Decompress data on GPU

The data is compressed with bitshuffle/LZ4.

Currently, the processing sequence is roughly

1. load raw data (from GPFS usually)
2. decompress on CPU (bitshuffle/LZ4 implementation from hdf5plugin)
3. send full frame on GPU
4. Perform AI

Now if a GPU decompressor is available, the processing sequence becomes

1. load raw data (from GPFS usually)
2. send raw data to GPU
3. decompress on GPU
4. Perform AI

We benefit from both sending raw data to GPU (10X less data) and (hopefully) decompressing on GPU (5X faster ?).

There are, however, two difficulties.

The first difficulty is to read raw data (instead of transparently-decompressed by hdf5plugin). This can be done as follows:

for i in range(ds.id.get_num_chunks()): 
    filter_mask, chunk = ds.id.read_direct_chunk(ds.id.get_chunk_info(i).chunk_offset)

The second difficulty is that the above code won't work for virtual datasets. So the distribution of integration tasks has to be done on the scan????/pilatus_????.h5 files directly.

But StackIntegrator is designed to process data from start_idx and end_idx, which is incompatible with direct chunk read.
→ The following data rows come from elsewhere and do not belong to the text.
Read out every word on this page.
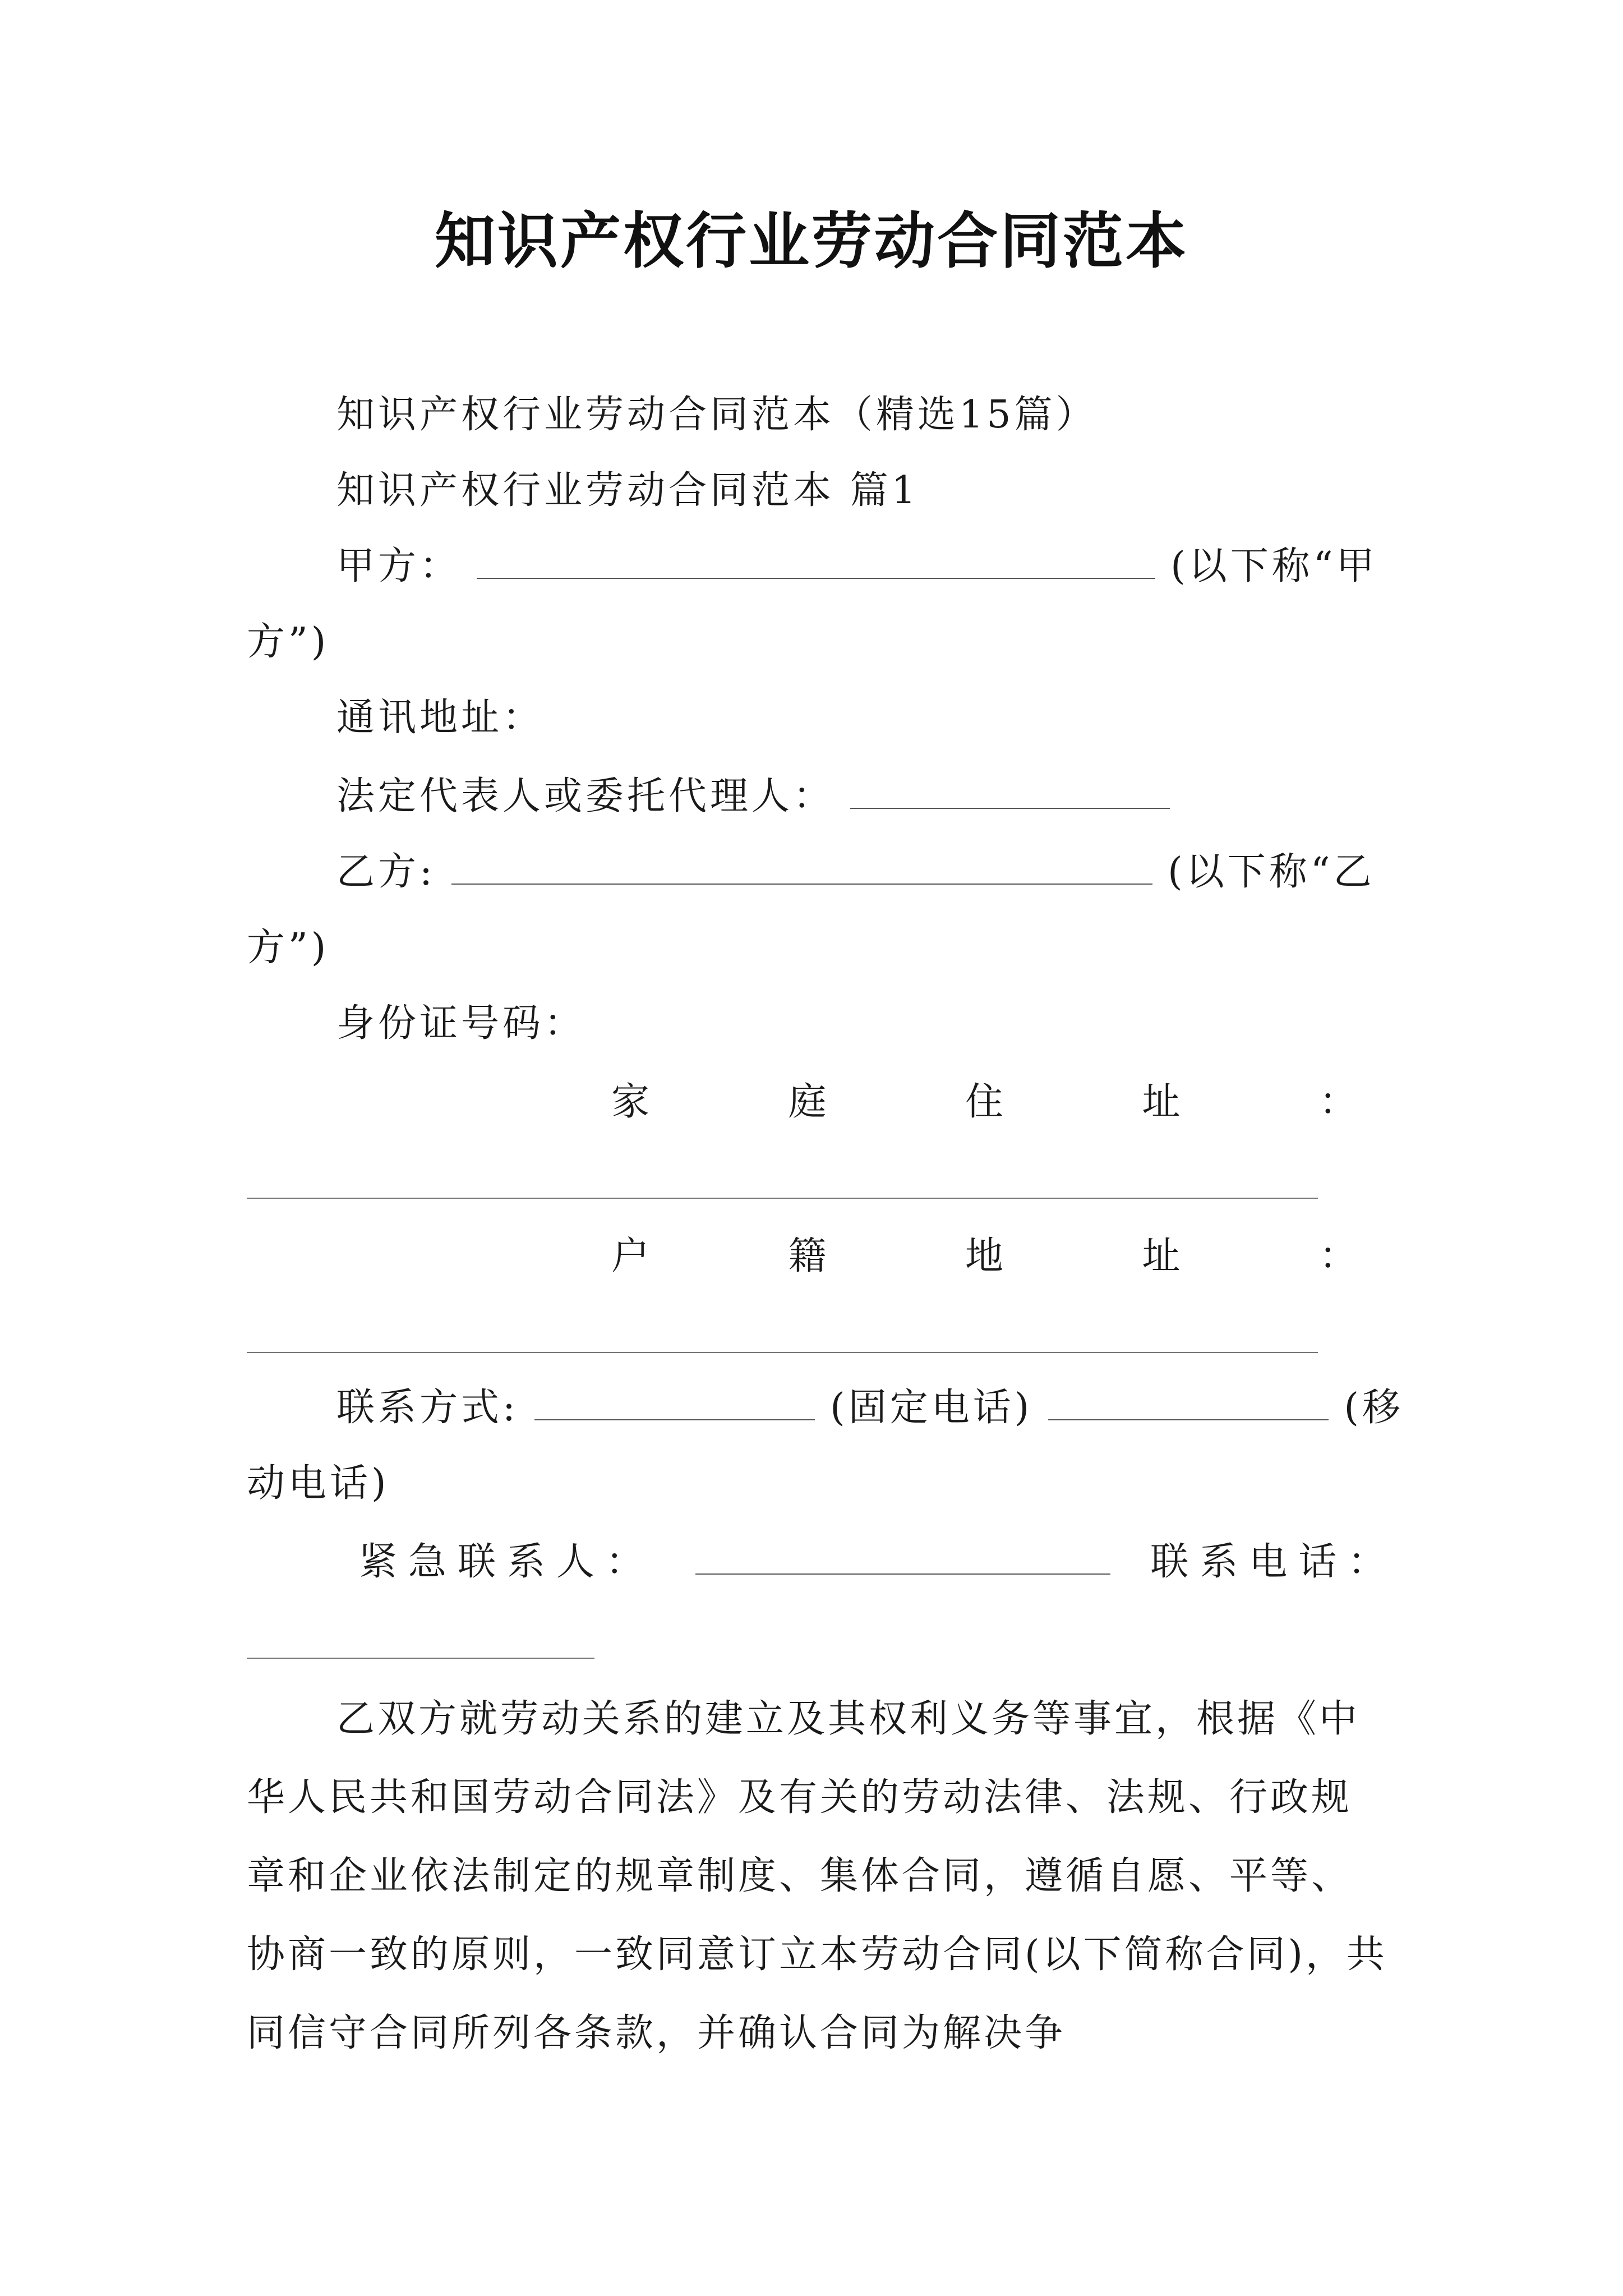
知识产权行业劳动合同范本
知识产权行业劳动合同范本（精选15篇）
知识产权行业劳动合同范本 篇1
甲方：	(以下称“甲
方”)
通讯地址：
法定代表人或委托代理人：
乙方:	(以下称“乙
方”)
身份证号码：
家	庭	住	址	：
户	籍	地	址	：
联系方式:	(固定电话)	(移
动电话)
紧急联系人：	联系电话：
乙双方就劳动关系的建立及其权利义务等事宜，根据《中华人民共和国劳动合同法》及有关的劳动法律、法规、行政规章和企业依法制定的规章制度、集体合同，遵循自愿、平等、协商一致的原则，一致同意订立本劳动合同(以下简称合同)，共同信守合同所列各条款，并确认合同为解决争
Only entry points like process_full_dataset() should be used.

To do:

Add a init parameter: decompress_on_GPU
browse the current dataset: list the virtual sources, for each chunk, get the path to the actual data.
Add load_data_raw (see above snippet)
Add a decompress_lz4 (using GPU decompressor)
Modify process_full_dataset

Note that the original process_stack() will be incompatible with decompress_on_GPU=True

Edited Nov 07, 2022 by Pierre Paleo